Rockwell's CEO refuses to be fired, kicking up brawl with board that halts the company's stock
There’s an episode of Seinfeld that ran in the late 90s in which George Costanza tries — unsuccessfully — to break up with his girlfriend Maura. “I refuse to give up on this relationship,” she says. “It’s like… launching missiles from a submarine. Both of us have to turn our keys.” When George urges her to “turn her key,” Maura respectfully declines.
The same scenario is playing out today at a mid-sized biotech just outside of Detroit. Rockwell Medical’s board has voted to fire its CEO Robert Chioini. But the CEO won’t turn his key. He’s… unfired himself, alleging that Rockwell Medical’s board members may have violated federal securities laws by voting him out. That’s because the purpose of this particular meeting was to discuss allegations of breaches of fiduciary duties, not to vote on firing the CEO.
“As that action was not the purpose of the special meeting, the termination of the CEO, in the opinion of the non-conflicted independent directors, was not effective,” writes Chioini in a letter to shareholders.
If that wasn’t enough, Rockwell Medical also fired its CFO Thomas Klema, who they said was colluding with the CEO. But that’s OK, because Chioini also rejected that decision, unfiring Klema shortly after via a letter to shareholders.
“The chairman of board issued a second conflicting 8K this morning,” Chioini wrote. “Therein is referenced a board meeting in which it is asserted that the CFO, Thomas Klema, was terminated. I have no information to suggest the governance requirements to call such a meeting were followed. The same 8K states that the board created a Special Transition Committee comprised of Benjamin Wolin, Lisa Colleran, and John Cooper, to provide board-level oversight of the company’s strategic direction and day-to-day operations during the company’s transition.
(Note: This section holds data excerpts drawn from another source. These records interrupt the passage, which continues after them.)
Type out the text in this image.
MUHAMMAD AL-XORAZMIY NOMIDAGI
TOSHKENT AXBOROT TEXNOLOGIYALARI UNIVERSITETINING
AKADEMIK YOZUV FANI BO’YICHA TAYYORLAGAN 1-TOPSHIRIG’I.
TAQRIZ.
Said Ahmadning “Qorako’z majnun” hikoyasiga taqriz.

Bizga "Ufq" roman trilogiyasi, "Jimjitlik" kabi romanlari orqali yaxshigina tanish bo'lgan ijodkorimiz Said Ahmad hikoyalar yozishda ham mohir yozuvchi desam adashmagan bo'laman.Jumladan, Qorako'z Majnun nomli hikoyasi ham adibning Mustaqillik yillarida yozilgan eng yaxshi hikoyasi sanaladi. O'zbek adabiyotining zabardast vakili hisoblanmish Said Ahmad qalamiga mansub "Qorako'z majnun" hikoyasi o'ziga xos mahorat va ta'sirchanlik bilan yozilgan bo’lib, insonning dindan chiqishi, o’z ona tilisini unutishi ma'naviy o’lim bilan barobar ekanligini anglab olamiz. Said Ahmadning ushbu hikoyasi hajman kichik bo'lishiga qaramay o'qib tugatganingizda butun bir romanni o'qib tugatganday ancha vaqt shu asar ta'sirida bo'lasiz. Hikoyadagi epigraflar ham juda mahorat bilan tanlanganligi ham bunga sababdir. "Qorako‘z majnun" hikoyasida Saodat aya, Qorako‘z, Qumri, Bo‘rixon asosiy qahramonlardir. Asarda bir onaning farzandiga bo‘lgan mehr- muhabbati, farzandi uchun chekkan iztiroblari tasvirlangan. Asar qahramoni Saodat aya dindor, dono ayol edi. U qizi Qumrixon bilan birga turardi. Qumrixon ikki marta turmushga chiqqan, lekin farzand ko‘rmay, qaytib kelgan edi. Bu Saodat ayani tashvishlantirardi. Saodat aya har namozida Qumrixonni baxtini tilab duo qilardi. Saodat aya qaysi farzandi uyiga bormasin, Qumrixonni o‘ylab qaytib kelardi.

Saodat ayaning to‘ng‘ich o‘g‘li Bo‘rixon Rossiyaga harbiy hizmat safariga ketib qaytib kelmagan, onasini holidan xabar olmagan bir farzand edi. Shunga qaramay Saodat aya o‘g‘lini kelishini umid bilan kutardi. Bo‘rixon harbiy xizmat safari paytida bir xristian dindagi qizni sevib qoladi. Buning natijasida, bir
I have no information to suggest that the governance requirements for the creation of such a committee were followed.”
This bizarre story is particularly interesting in light of Chioini’s salary — $850,000 annually for the past three years, with total compensation topping $12 million. That’s pretty decent for a company that hasn’t scored any commercial sales for two products it won FDA approval for in 2014 and 2015, as noted by STAT columnist Adam Feuerstein yesterday.
The company’s stock $RMTI has been halted due to the drama.
Rockwell Medical’s situation reminds us of another biotech duking it out with its ex-CEO. Arcturus Therapeutics has been in a very public battle with its former chief Joe Payne, who’s been working hard to undo the work of its board. It will be interesting to see if these ex-CEOs can elbow their way back into board rooms in the coming months.